Seven weeks ago, Matt and I finally made an agonizing decision. It was a long time in coming and it was one of the hardest triggers we’ve ever had to pull. We put Kendall on the anti-anxiety drug, Celexa.
Someday maybe I’ll laugh at the irony of all of the anxiety caused by the decision about anti-anxiety meds. But not now. It’s not funny now.
All of the SSRIs (Selective Serotonin Reuptake Inhibitors) are prescribed off-label for children her age. The pharmaceutical companies don’t test them on young children. The doctors do.
I kept thinking about how vulnerable Kendall is. I worried about how little we really know about these wonder drugs.

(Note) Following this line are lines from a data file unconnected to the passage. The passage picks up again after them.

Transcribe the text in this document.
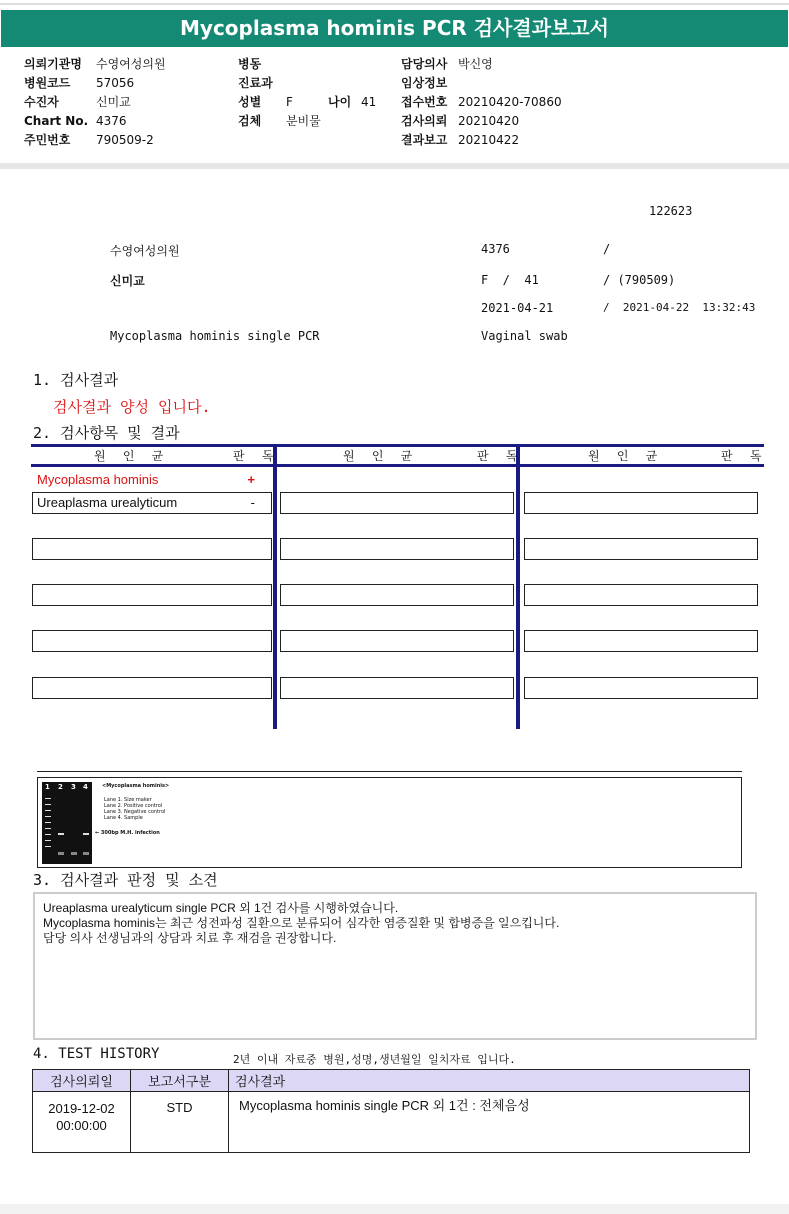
Mycoplasma hominis PCR 검사결과보고서
의뢰기관명 수영여성의원
병원코드 57056
수진자	신미교
Chart No. 4376
주민번호 790509-2
병동
진료과
성별 F	나이 41
검체 분비물
담당의사 박신영
임상정보
접수번호 20210420-70860
검사의뢰 20210420
결과보고 20210422
122623
수영여성의원	4376	/
신미교	F  /  41	/ (790509)
2021-04-21	/  2021-04-22  13:32:43
Mycoplasma hominis single PCR	Vaginal swab
1. 검사결과
검사결과 양성 입니다.
2. 검사항목 및 결과
원 인 균	판 독	원 인 균	판 독	원 인 균	판 독
Mycoplasma hominis	+
Ureaplasma urealyticum	-
1 2 3 4	<Mycoplasma hominis>
Lane 1. Size maker
Lane 2. Positive control
Lane 3. Negative control
Lane 4. Sample
← 300bp M.H. infection
3. 검사결과 판정 및 소견
Ureaplasma urealyticum single PCR 외 1건 검사를 시행하였습니다.
Mycoplasma hominis는 최근 성전파성 질환으로 분류되어 심각한 염증질환 및 합병증을 일으킵니다.
담당 의사 선생님과의 상담과 치료 후 재검을 권장합니다.
4. TEST HISTORY	2년 이내 자료중 병원,성명,생년월일 일치자료 입니다.
검사의뢰일	보고서구분	검사결과

2019-12-02
00:00:00	STD	Mycoplasma hominis single PCR 외 1건 : 전체음성
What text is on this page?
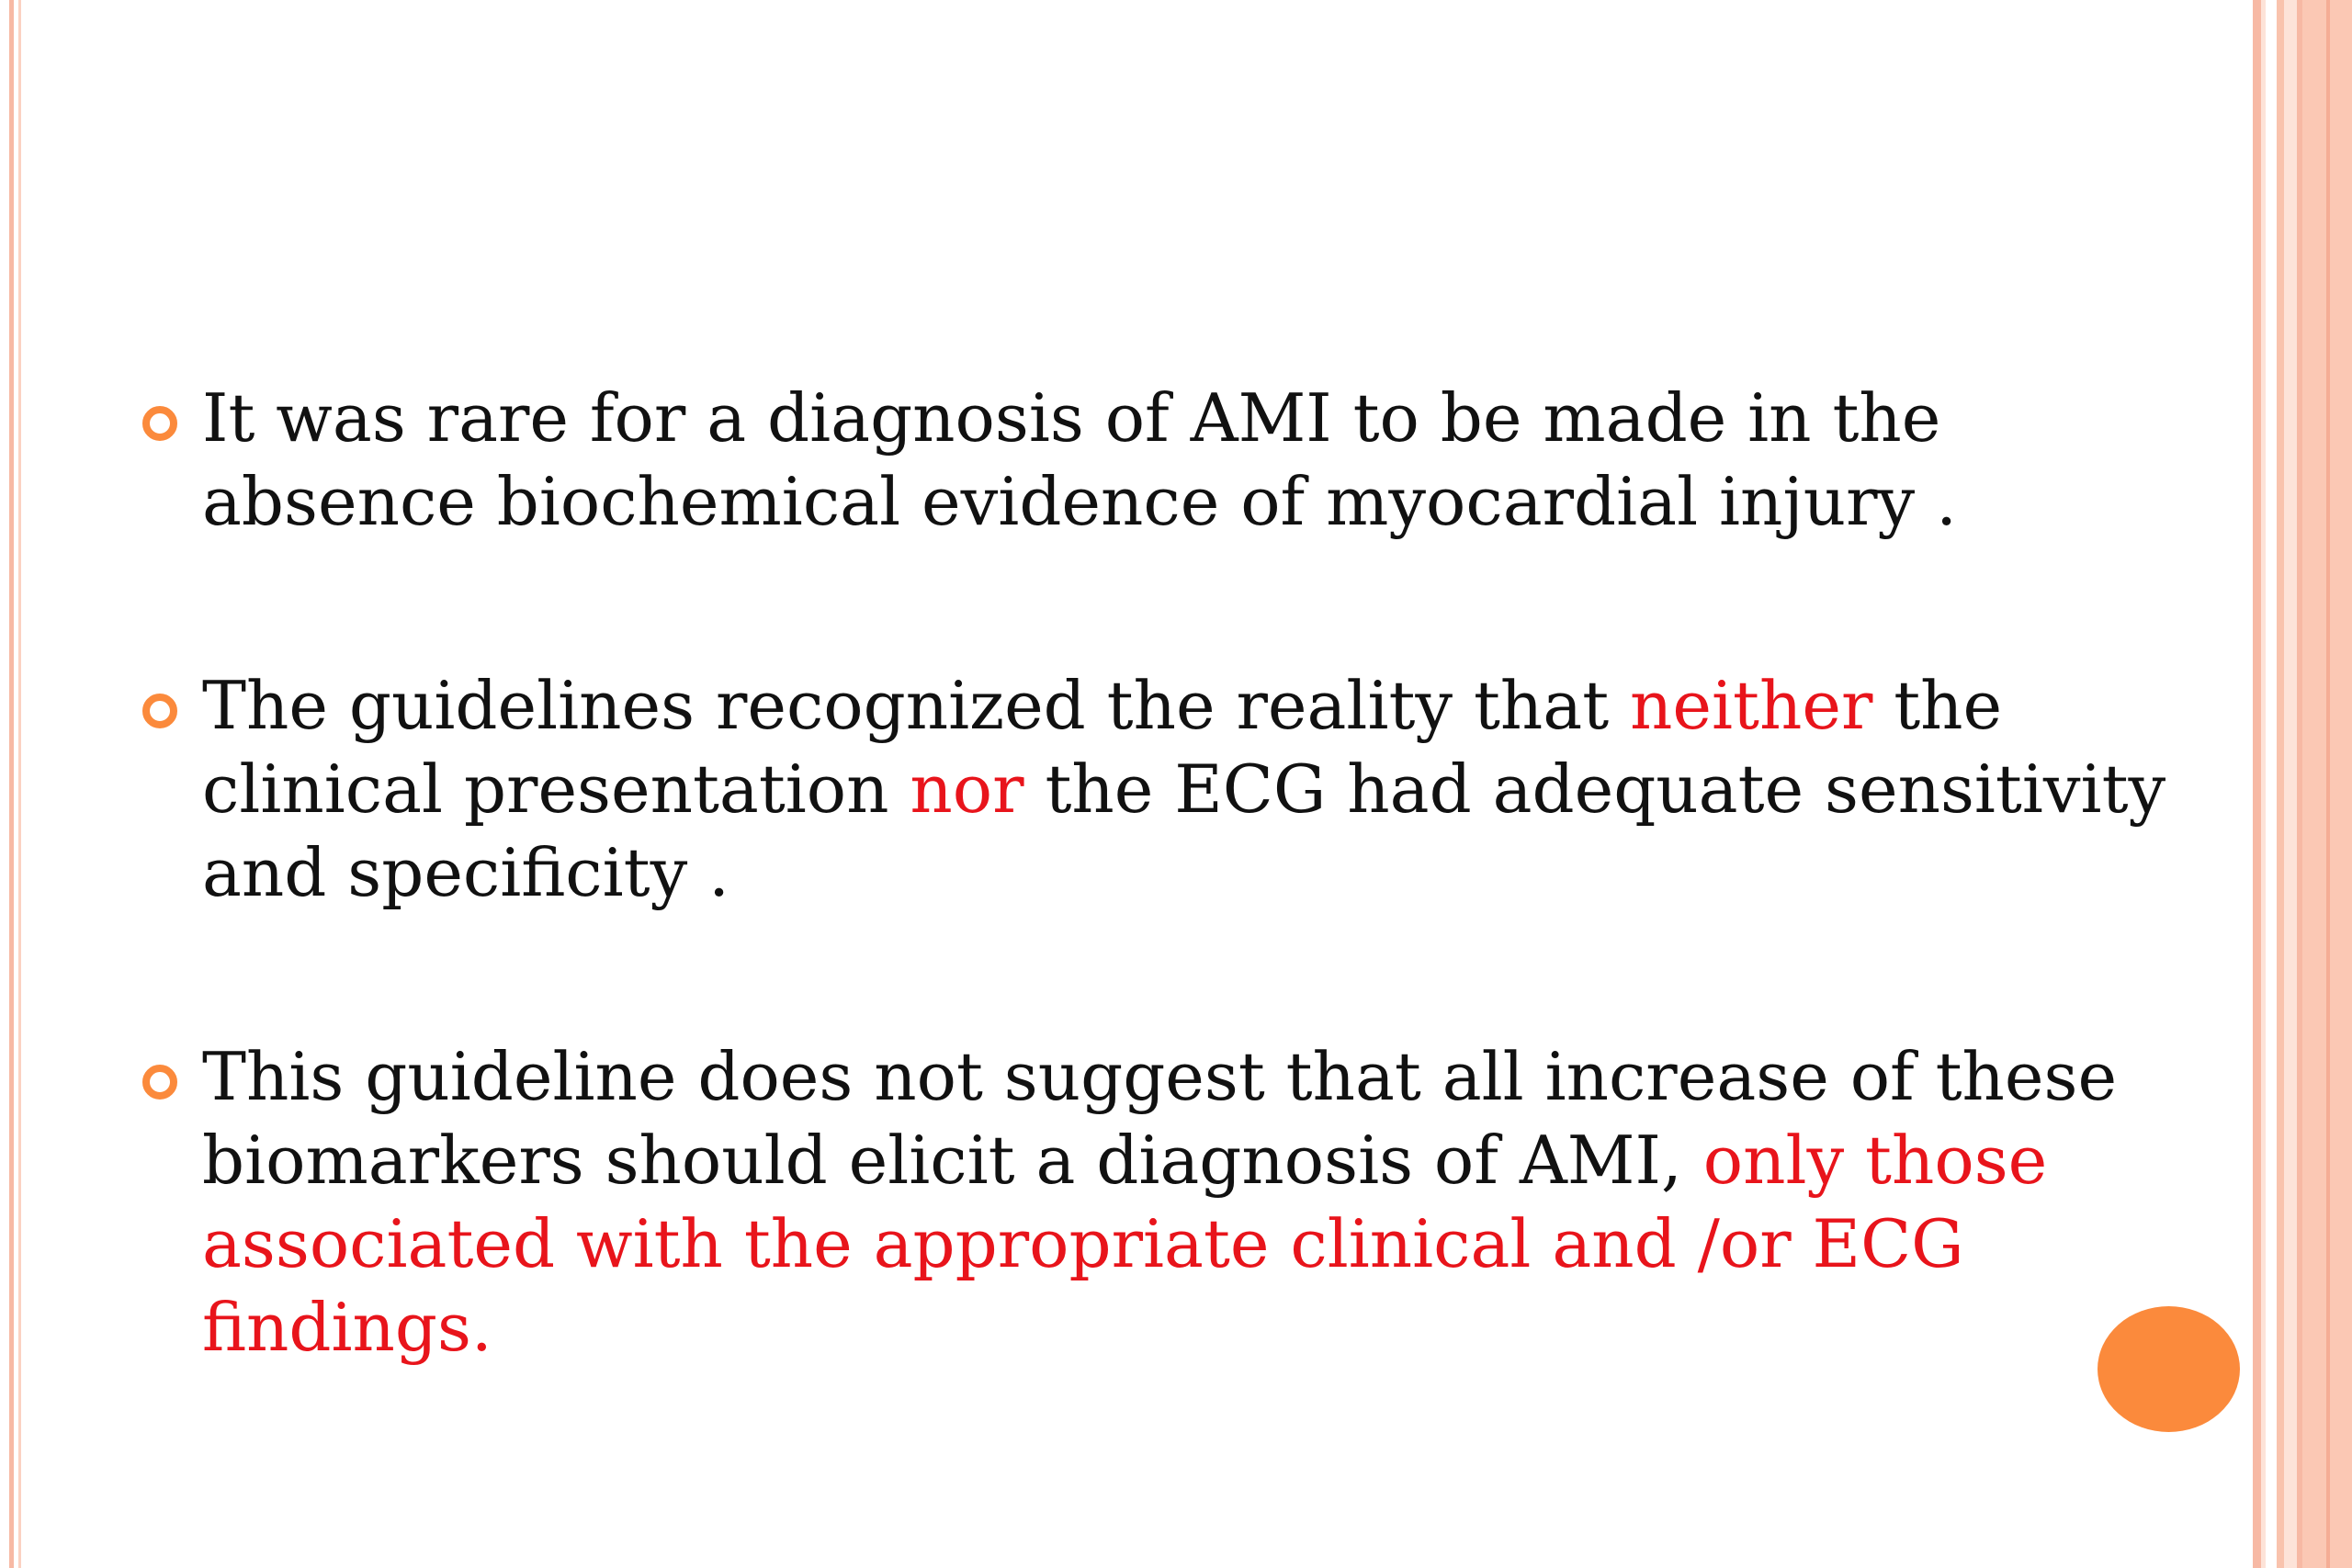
It was rare for a diagnosis of AMI to be made in the absence biochemical evidence of myocardial injury .

The guidelines recognized the reality that neither the clinical presentation nor the ECG had adequate sensitivity and specificity .

This guideline does not suggest that all increase of these biomarkers should elicit a diagnosis of AMI, only those associated with the appropriate clinical and /or ECG findings.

I thought of how draconian some of the old drugs seem to us now and I wondered what we will be saying about Celexa in twenty years. I agonized over brain elasticity.
I wondered if we might be making a deal with the devil. Could we be trading in her anxiety for some other developmental disability (you know, because this whole autism thing just ain’t enough) or some other abnormality down the line?
Despite the fears, we finally came to the conclusion (after a LOT of time, a LOT of careful consideration, a LOT of effort to find non pharmaceutical solutions, and a LOT of trusted, thoughtful, insightful professional advice) that the risks of doing nothing were far greater than the risks of the medication.
And we did it.
Slowly. Carefully. With nearly paranoid vigilance.
And her life has changed.
Remarkably.
In seven weeks.
She remains on a laughably low dose, though I still find nothing about it laughable. It scares me too much to be funny.
But I could NOT let my baby miss out on her world because she was so desperately afraid of so many things in it. It was heartbreaking. Her entire little body would shake. She would cry. She would scream. She was terrified. And it was constant.
It’s not constant anymore.
From the beginning, Matt was comfortable talking about it. I wasn’t. I kept it quiet. I’m not sure exactly why. I just felt like I was supposed to keep it a secret. That I’d be betraying her somehow if I told people. Perhaps I feared people’s judgments. Maybe I feared my own.
But here’s the thing. I learned today that my approach is “this is who my kid is with no apologies.” So, here it is. The whole story.
And I am so incredibly proud of my kid.
And I’d say that I’m sorry that I didn’t tell you sooner, but nope. No apologies.